口述筆記という独特のスタイルで執筆し、規則正しい仕事時間を守っている福田氏は、「口述筆記の方がきちんとオン・オフを分けられる。連続ドラマは長丁場なので、コンスタントにきちんとスケジュールを消化していく方が結果的に楽になる」と述べた。
さらに「脚本は小説と違って話し言葉なので、一度自分の体を通すことで違和感のある台詞、説明台詞などは使わなくなる。口述筆記のおかげでテンポの速い会話が生まれているのかもしれない」と分析する福田氏。また、ワイドショーやニュースを見たり家族と過ごすなど、オフタイムの普通の生活を大事にしていると明かし、「知識や情報ではなく空気感を大切に、視聴者の目線とズレないように心掛けている」と述べた。
去年、15年ぶりに『HERO』の続編を執筆した福田氏は、「時代の変化を気にしても仕方ないし作風を変える訳にもいかない。自分が書ける、発想してくるものは自分の中からしか出て来ない。だから自分自身が15年の時間を経て、今、この時代にいるということしかない」と語った。また、自身の目指すドラマについては、「マニアックでなく、子供から大人までみんなが楽しめる普遍的な物を作りたい」と述べた。
アメリカでは業界の指標として、視聴者の実数や録画率なども取り入れられ、評価の環境も変わってきているが、日本では未だに視聴率が唯一の指標となっている。
「自分自身は視聴率で一喜一憂することはないが、一方で全体として見ると視聴率が落ちていることをどうでもいいと思ったらダメだと思う」と述べた福田氏は、『HERO』シーズン2に対しても「手ごたえがあると思う反面、実際に視聴率が悪ければ現場の士気が下がってしまう。

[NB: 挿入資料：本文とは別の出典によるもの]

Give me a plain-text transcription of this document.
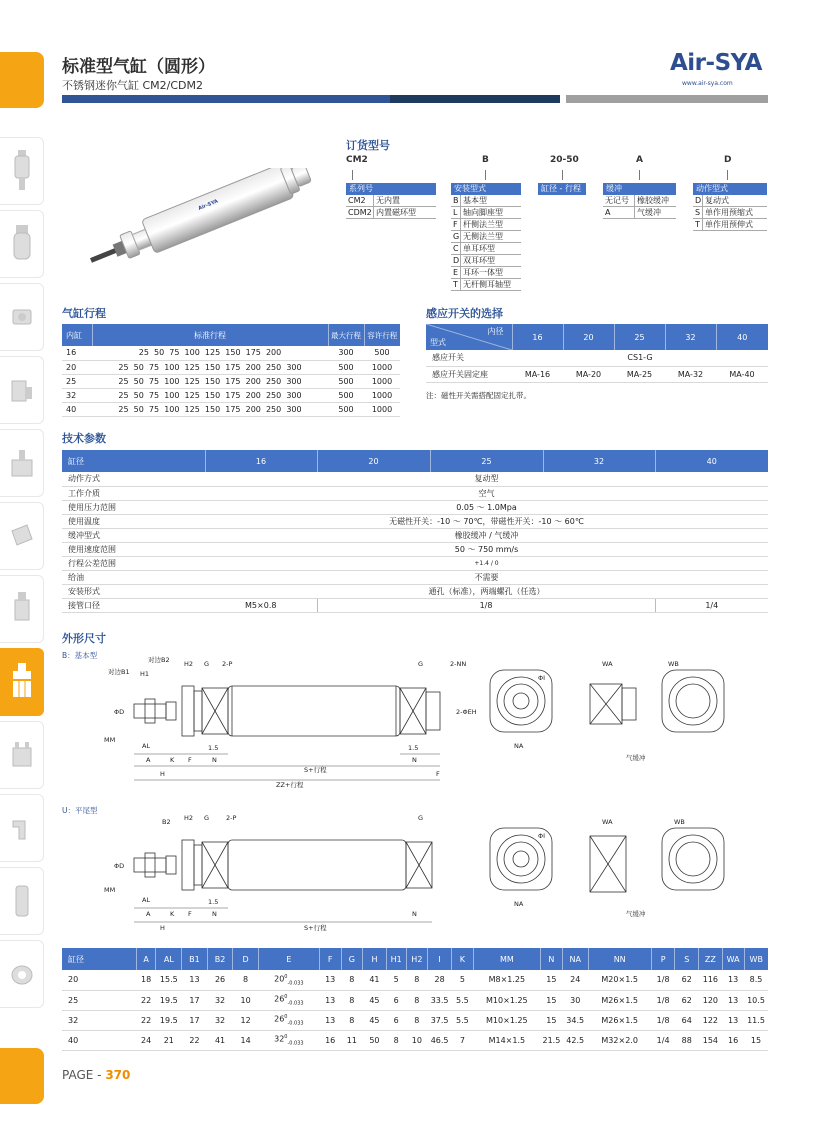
标准型气缸（圆形）
不锈钢迷你气缸 CM2/CDM2
Air-SYA
www.air-sya.com
Air-SYA
订货型号
CM2	B	20-50	A	D
系列号
CM2	无内置
CDM2 内置磁环型
安装型式
B 基本型
L 轴向脚座型
F 杆侧法兰型
G 无侧法兰型
C 单耳环型
D 双耳环型
E 耳环一体型
T 无杆侧耳轴型
缸径 - 行程	缓冲
无记号	橡胶缓冲
A	气缓冲
动作型式
D 复动式
S 单作用预缩式
T 单作用预伸式
气缸行程
内缸	标准行程	最大行程	容许行程
16	25  50  75  100  125  150  175  200	300	500
20	25  50  75  100  125  150  175  200  250  300	500	1000
25	25  50  75  100  125  150  175  200  250  300	500	1000
32	25  50  75  100  125  150  175  200  250  300	500	1000
40	25  50  75  100  125  150  175  200  250  300	500	1000
感应开关的选择
内径
型式	16	20	25	32	40
感应开关	CS1-G				
感应开关固定座	MA-16	MA-20	MA-25	MA-32	MA-40
注：磁性开关需搭配固定扎带。
技术参数
缸径	16	20	25	32	40
动作方式	复动型				
工作介质	空气				
使用压力范围	0.05 ～ 1.0Mpa				
使用温度	无磁性开关：-10 ～ 70℃，带磁性开关：-10 ～ 60℃				
缓冲型式	橡胶缓冲 / 气缓冲				
使用速度范围	50 ～ 750 mm/s				
行程公差范围	+1.4 / 0				
给油	不需要				
安装形式	通孔（标准），两端螺孔（任选）				
接管口径	M5×0.8	1/8			1/4
外形尺寸
B：基本型
U：平尾型
对边B1
对边B2
H1
H2 G 2-P	G	2-NN
ΦD	2-ΦEH
MM
AL
A	K F
1.5
N
1.5
N
F
H	S+行程
ZZ+行程
NA
ΦI
WA	WB
气缓冲
B2 H2 G	2-P	G
ΦD
MM
AL
A	K F
1.5
N	N
H	S+行程
NA
ΦI
WA	WB
气缓冲
缸径	A	AL	B1	B2	D	E	F	G	H	H1	H2	I	K	MM	N	NA	NN	P	S	ZZ	WA	WB
20	18	15.5	13	26	8	$20^0_{-0.033}$	13	8	41	5	8	28	5	M8×1.25	15	24	M20×1.5	1/8	62	116	13	8.5
25	22	19.5	17	32	10	$26^0_{-0.033}$	13	8	45	6	8	33.5	5.5	M10×1.25	15	30	M26×1.5	1/8	62	120	13	10.5
32	22	19.5	17	32	12	$26^0_{-0.033}$	13	8	45	6	8	37.5	5.5	M10×1.25	15	34.5	M26×1.5	1/8	64	122	13	11.5
40	24	21	22	41	14	$32^0_{-0.033}$	16	11	50	8	10	46.5	7	M14×1.5	21.5	42.5	M32×2.0	1/4	88	154	16	15
PAGE - 370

そうして自分たちの作っているモノが本当に正しいのか不安になってくる。視聴率だけというのは罪なことだと思う」と述べた。
フジテレビのドラマに対しては、「かつての黄金時代を築き上げた才能ある人々が頑張りすぎた。本来なら10年で世代交代すべきところが20年続いており、結果的に次の世代が育たずにいる」と分析する福田氏。さらにオリジナルが減って原作モノが増えている状況に対しては、「決していいこととは思えない。制作者が原作に頼るばかりで、オリジナルのドラマが作れない。発想してもそれを全員にコンセンサスを得ることができないという状況があると思う」と述べ、さらに自らの過去の経験を例に挙げ、「今は権利意識が強く、原作者の立場がとても強いので、“変えるな"と言われれば従うしかない。そうなると脚本家は考えなくなり、結果的に育たなくなる」と現状を憂いた。
最後に、再び元気なドラマ界を作るためにどうすべきか、という質問に対し、福田氏は、「人材が集まること。マンガ界があれだけ活況を呈しているのは、やはりそこに人が集まるから。ドラマ界も成功した時のドリーム感をもっともっと打ち出していければ、と思う」と締めくくった。


GUEST
福田靖 脚本家
1962年生まれ。劇団主宰を経て、1995年にドラマ「BLACK OUT」で脚本家デビュー。
以降、フジテレビのドラマ「救命病棟24時」、「HERO」、「海猿」、「ガリレオ」、NHK大河ドラマ「龍馬伝」、テレビ朝日「DOCTORS〜最強の名医」や、映画「海猿」シリーズ、「HERO」、「容疑者Xの献身」、「真夏の方程式」などヒット作を生み続けている。